The bottom line for consumers is that they can expect to see next-generation DVD products and content hit the stores by Q2 of this year, Andrew Parsons, senior vice president for Pioneer USA and chair of the Blu-ray promotion committee, told TechNewsWorld.

“All of the physical specs related to discs themselves, as well as the application layer, have been completed,” he said. “We are now ready to move into the licensing phase.”

Coming Soon to a Player Near You

Pioneer, Paramount Pictures, Twentieth Century Fox Home Entertainment and Philips are among the companies that announced impending Blu-ray-compliant products during last week’s Consumer Electronics Show in Las Vegas.

Pioneer introduced what it claims will be the first Blu-ray disc player, designed to deliver 1920p x 1080p output — the highest of the three high-definition signals.

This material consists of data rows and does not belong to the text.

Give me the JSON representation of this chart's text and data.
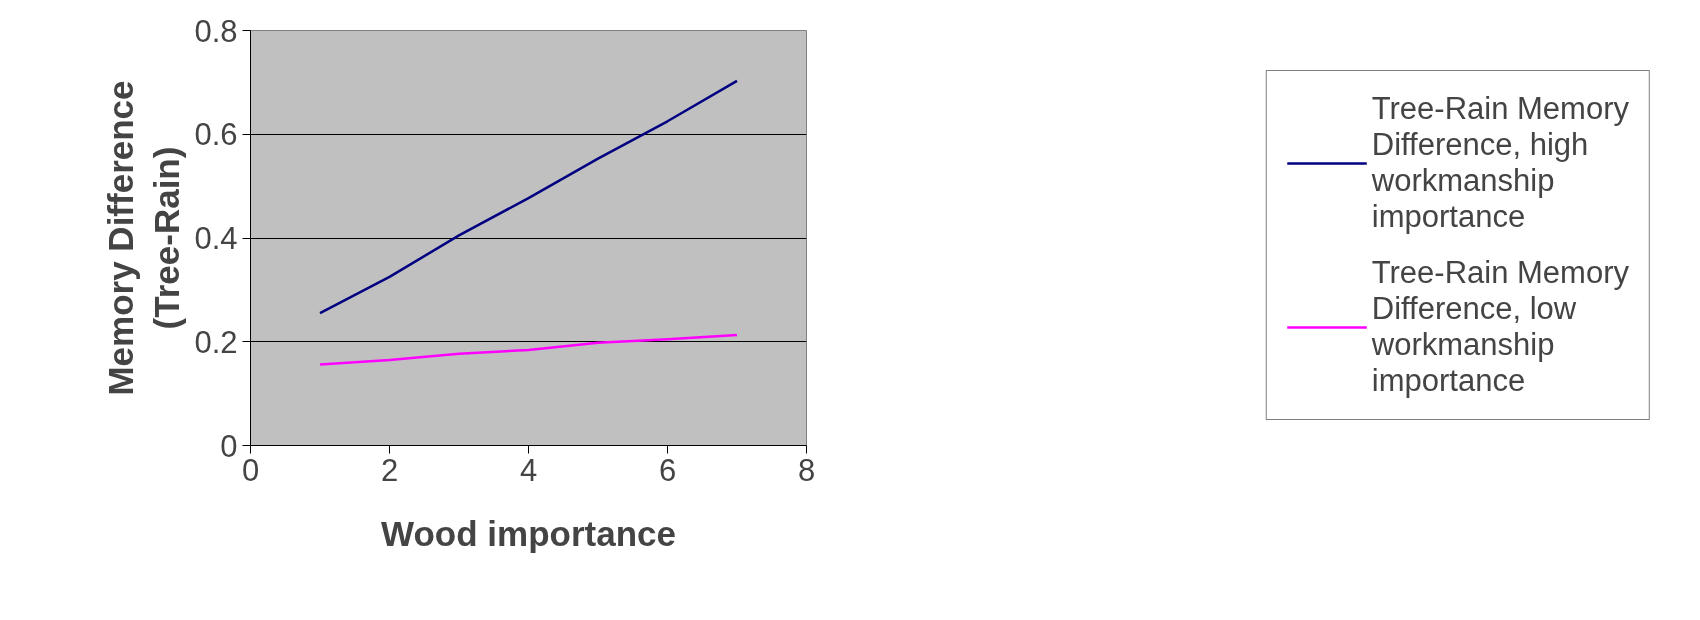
{
  "chart_data": {
    "type": "line",
    "xlabel": "Wood importance",
    "ylabel": "Memory Difference\n(Tree-Rain)",
    "x": [
      1,
      2,
      3,
      4,
      5,
      6,
      7
    ],
    "series": [
      {
        "name": "Tree-Rain Memory Difference, high workmanship importance",
        "color": "#000080",
        "values": [
          0.255,
          0.325,
          0.405,
          0.477,
          0.553,
          0.625,
          0.703
        ]
      },
      {
        "name": "Tree-Rain Memory Difference, low workmanship importance",
        "color": "#ff00ff",
        "values": [
          0.156,
          0.165,
          0.177,
          0.184,
          0.198,
          0.205,
          0.213
        ]
      }
    ],
    "xlim": [
      0,
      8
    ],
    "xticks": [
      0,
      2,
      4,
      6,
      8
    ],
    "ylim": [
      0,
      0.8
    ],
    "yticks": [
      0,
      0.2,
      0.4,
      0.6,
      0.8
    ],
    "grid": "y",
    "legend": "right",
    "marker": "none",
    "line_style": "solid"
  }
}
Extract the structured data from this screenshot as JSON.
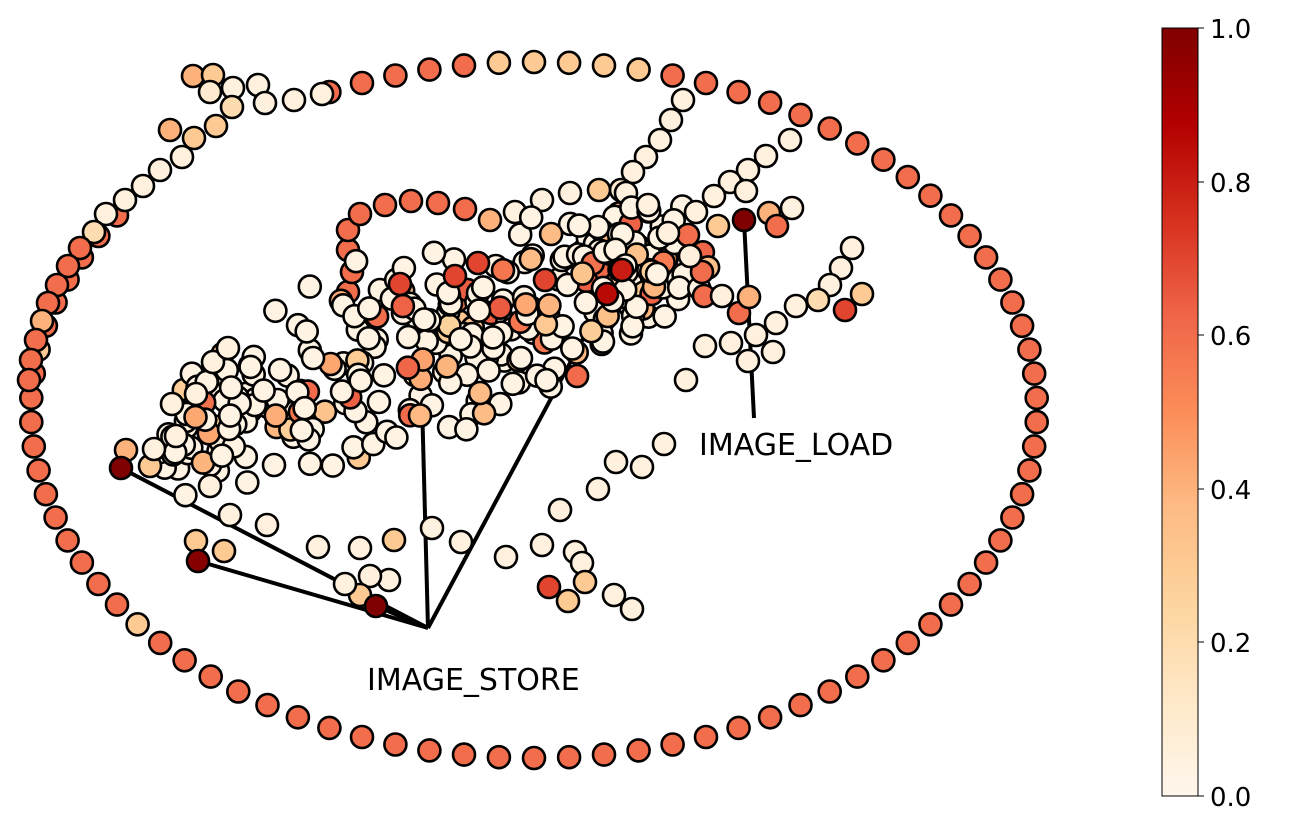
{
  "annotations": [
    {
      "id": "image-store",
      "text": "IMAGE_STORE"
    },
    {
      "id": "image-load",
      "text": "IMAGE_LOAD"
    }
  ],
  "colorbar": {
    "colormap": "OrRd",
    "range": [
      0.0,
      1.0
    ],
    "tick_labels": [
      "0.0",
      "0.2",
      "0.4",
      "0.6",
      "0.8",
      "1.0"
    ],
    "stops": [
      "#fff7ec",
      "#fee8c8",
      "#fdd49e",
      "#fdbb84",
      "#fc8d59",
      "#ef6548",
      "#d7301f",
      "#b30000",
      "#7f0000"
    ]
  },
  "colors": {
    "edge": "#000000",
    "node_stroke": "#000000",
    "ring_node": "#f4694b",
    "hot_node": "#8b0000"
  }
}
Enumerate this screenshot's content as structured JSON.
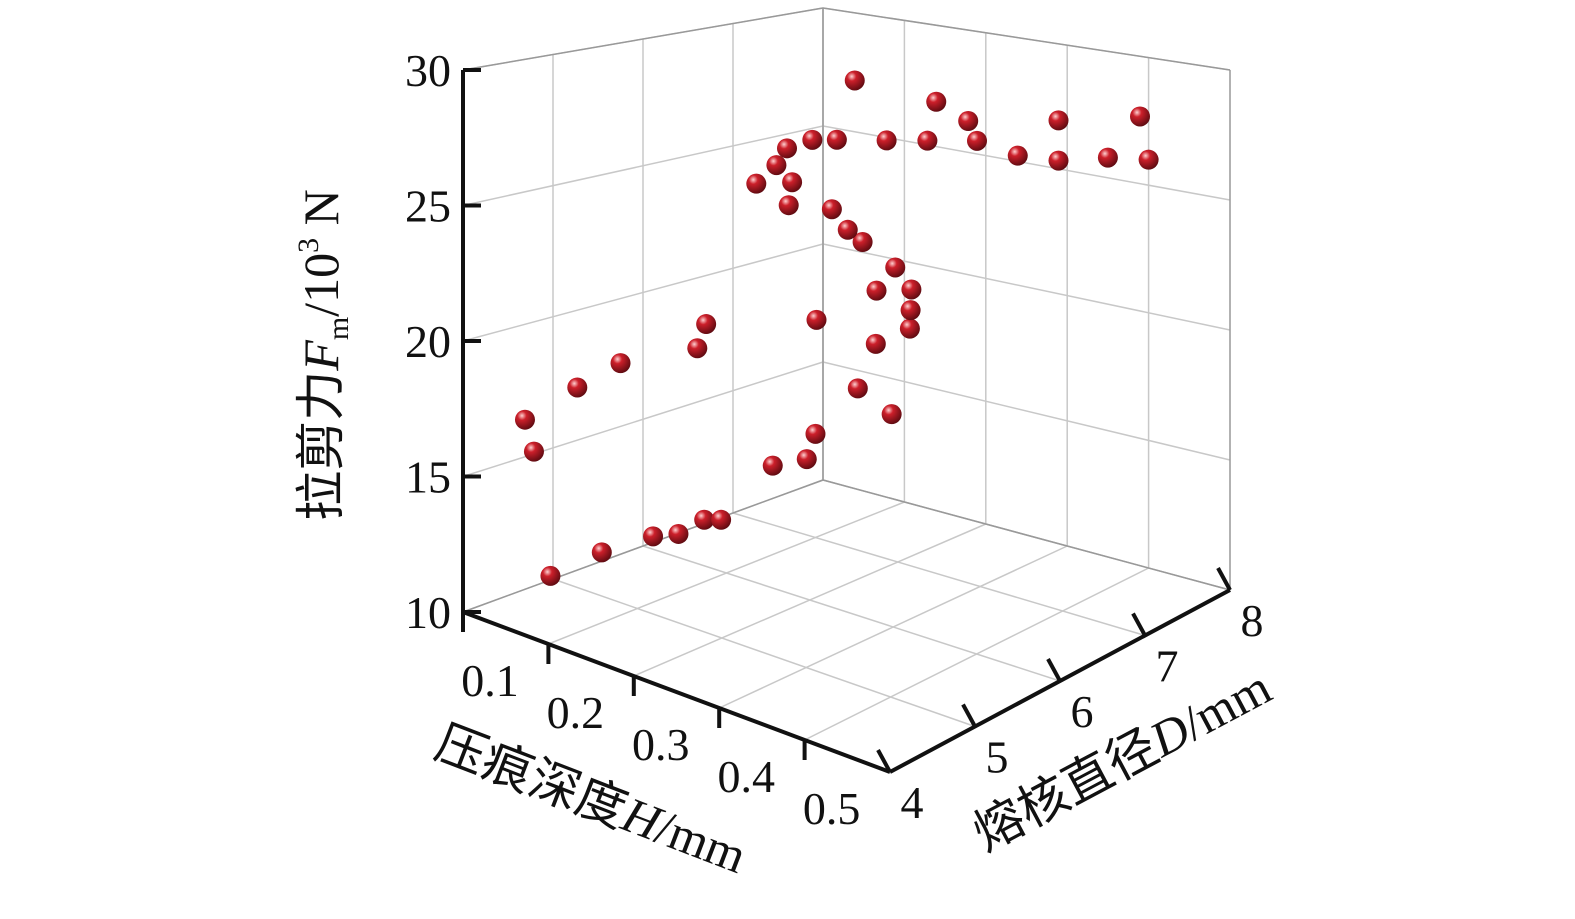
{
  "chart_data": {
    "type": "scatter3d",
    "xlabel": [
      "压痕深度",
      "H",
      "/mm"
    ],
    "ylabel": [
      "熔核直径",
      "D",
      "/mm"
    ],
    "zlabel": [
      "拉剪力",
      "F",
      "m",
      "/10",
      "3",
      " N"
    ],
    "x": [
      0.15,
      0.2,
      0.25,
      0.28,
      0.3,
      0.32,
      0.12,
      0.12,
      0.15,
      0.18,
      0.25,
      0.25,
      0.35,
      0.38,
      0.38,
      0.42,
      0.45,
      0.35,
      0.4,
      0.38,
      0.42,
      0.4,
      0.38,
      0.35,
      0.3,
      0.2,
      0.15,
      0.25,
      0.22,
      0.15,
      0.12,
      0.1,
      0.12,
      0.15,
      0.2,
      0.25,
      0.3,
      0.35,
      0.4,
      0.45,
      0.5,
      0.15,
      0.25,
      0.3,
      0.4,
      0.5
    ],
    "y": [
      4.5,
      4.6,
      4.7,
      4.7,
      4.8,
      4.8,
      4.6,
      4.5,
      4.8,
      5.0,
      5.2,
      5.3,
      5.1,
      5.2,
      5.3,
      5.4,
      5.5,
      5.6,
      5.8,
      6.0,
      6.0,
      6.2,
      6.4,
      6.5,
      6.6,
      6.7,
      6.8,
      6.9,
      7.0,
      7.2,
      7.3,
      7.6,
      7.7,
      7.7,
      7.8,
      7.8,
      7.9,
      7.9,
      7.9,
      8.0,
      8.0,
      7.9,
      7.9,
      7.8,
      7.9,
      7.9
    ],
    "z": [
      11.3,
      12.6,
      13.6,
      14.0,
      14.6,
      14.8,
      15.5,
      16.8,
      18.0,
      19.0,
      20.0,
      20.8,
      16.7,
      17.1,
      17.9,
      19.8,
      19.0,
      21.5,
      20.8,
      22.4,
      21.3,
      21.6,
      22.0,
      22.5,
      23.0,
      23.6,
      24.0,
      22.8,
      23.3,
      23.7,
      24.1,
      24.4,
      24.8,
      25.0,
      25.2,
      25.5,
      25.7,
      25.4,
      25.5,
      25.8,
      26.0,
      27.3,
      27.0,
      26.6,
      27.1,
      27.8
    ],
    "color": "#cc1f2a",
    "xlim": [
      0.1,
      0.6
    ],
    "xticks": [
      0.1,
      0.2,
      0.3,
      0.4,
      0.5
    ],
    "ylim": [
      4,
      8
    ],
    "yticks": [
      4,
      5,
      6,
      7,
      8
    ],
    "zlim": [
      10,
      30
    ],
    "zticks": [
      10,
      15,
      20,
      25,
      30
    ],
    "grid": true
  }
}
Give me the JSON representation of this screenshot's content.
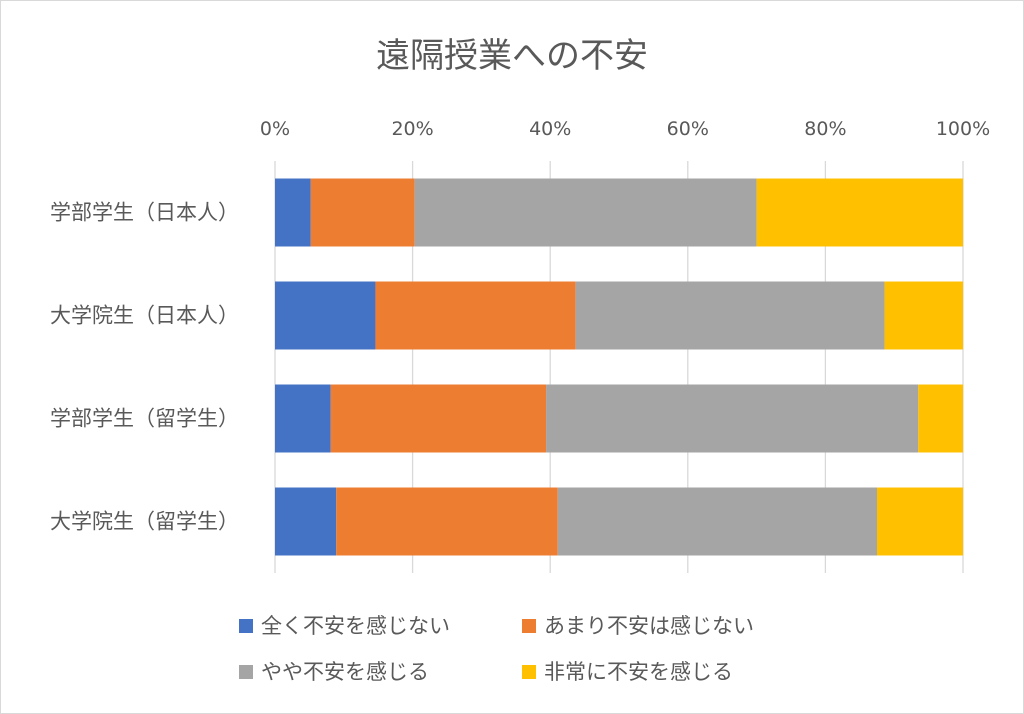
{
  "chart_data": {
    "type": "bar",
    "orientation": "horizontal",
    "stacked": "percent",
    "title": "遠隔授業への不安",
    "categories": [
      "学部学生（日本人）",
      "大学院生（日本人）",
      "学部学生（留学生）",
      "大学院生（留学生）"
    ],
    "series": [
      {
        "name": "全く不安を感じない",
        "color": "#4472C4",
        "values": [
          5.2,
          14.6,
          8.1,
          8.9
        ]
      },
      {
        "name": "あまり不安は感じない",
        "color": "#ED7D31",
        "values": [
          15.1,
          29.1,
          31.3,
          32.2
        ]
      },
      {
        "name": "やや不安を感じる",
        "color": "#A5A5A5",
        "values": [
          49.7,
          44.9,
          54.1,
          46.4
        ]
      },
      {
        "name": "非常に不安を感じる",
        "color": "#FFC000",
        "values": [
          30.0,
          11.4,
          6.5,
          12.5
        ]
      }
    ],
    "xlim": [
      0,
      100
    ],
    "xticks": [
      "0%",
      "20%",
      "40%",
      "60%",
      "80%",
      "100%"
    ],
    "grid": true,
    "legend_position": "bottom"
  }
}
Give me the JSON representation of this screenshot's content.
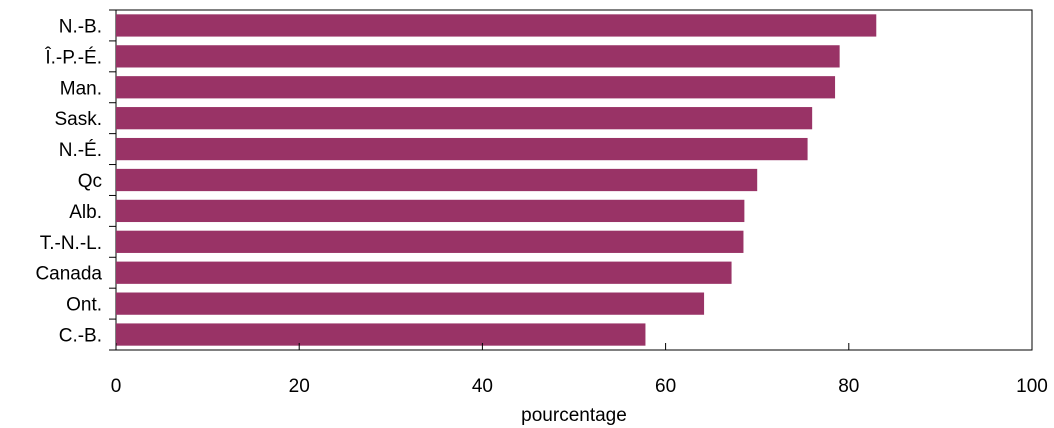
{
  "chart_data": {
    "type": "bar",
    "orientation": "horizontal",
    "categories": [
      "N.-B.",
      "Î.-P.-É.",
      "Man.",
      "Sask.",
      "N.-É.",
      "Qc",
      "Alb.",
      "T.-N.-L.",
      "Canada",
      "Ont.",
      "C.-B."
    ],
    "values": [
      83,
      79,
      78.5,
      76,
      75.5,
      70,
      68.6,
      68.5,
      67.2,
      64.2,
      57.8
    ],
    "xlabel": "pourcentage",
    "xlim": [
      0,
      100
    ],
    "xticks": [
      0,
      20,
      40,
      60,
      80,
      100
    ],
    "grid": false,
    "legend": "none",
    "bar_color": "#993366"
  }
}
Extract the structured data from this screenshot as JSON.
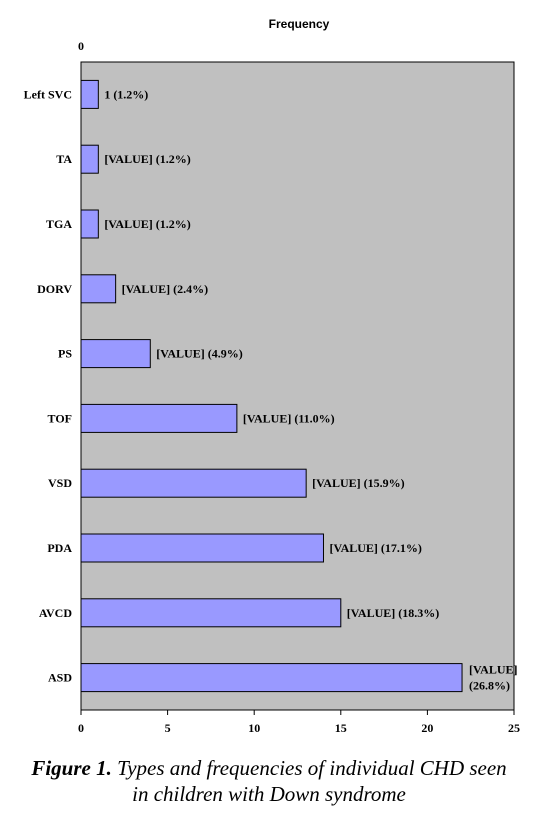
{
  "chart_data": {
    "type": "bar",
    "orientation": "horizontal",
    "title": "Frequency",
    "categories": [
      "Left SVC",
      "TA",
      "TGA",
      "DORV",
      "PS",
      "TOF",
      "VSD",
      "PDA",
      "AVCD",
      "ASD"
    ],
    "values": [
      1,
      1,
      1,
      2,
      4,
      9,
      13,
      14,
      15,
      22
    ],
    "data_labels": [
      "1 (1.2%)",
      "[VALUE] (1.2%)",
      "[VALUE] (1.2%)",
      "[VALUE] (2.4%)",
      "[VALUE] (4.9%)",
      "[VALUE] (11.0%)",
      "[VALUE] (15.9%)",
      "[VALUE] (17.1%)",
      "[VALUE] (18.3%)",
      [
        "[VALUE]",
        "(26.8%)"
      ]
    ],
    "xlim": [
      0,
      25
    ],
    "x_ticks": [
      0,
      5,
      10,
      15,
      20,
      25
    ],
    "top_tick_label": "0",
    "grid": false,
    "plot_background": "#c0c0c0",
    "bar_color": "#9999ff",
    "bar_edge_color": "#000000"
  },
  "caption": {
    "label": "Figure 1.",
    "line1": "Types and frequencies of individual CHD seen",
    "line2": "in children with Down syndrome"
  }
}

Philips introduced its all-in-one PC Writer, consumer Blu-ray Disc Video player (BDP9000) and new Blu-ray media (BD-R and B-RE, single layer 25 GB and dual-layer 50 GB). Both the consumer player and the TripleWriter will be available in the second half of 2006.

Movies expected to be out soon in Blu-ray format include “Four Brothers,” “Sahara,” “The Italian Job,” “Tomb Raider” and “Mission Impossible,” as well as “Mission Impossible 2” and “Mission Impossible 3.”

Support Dual Standards?

The CES show spurred debate that some manufacturers might try to satisfy both standards — HD-DVD and Blu-ray — by developing drives that are compliant with both.

That would be an impractical and short-lived strategy, though, Parsons said. “It is technically possible, but I don’t know if it will solve the fundamental problem,” he said. “These players add costs, and in the end, [the dual-compliance plan] wouldn’t protect the end-user from being saddled with content that doesn’t play.”

Buying a player with two drives would create a false sense of security, he said, that content would be available in both standards in the long run. “Retailers are not going to want to stock inventory in both standards. Sooner or later, the market is going to settle on one,” he said.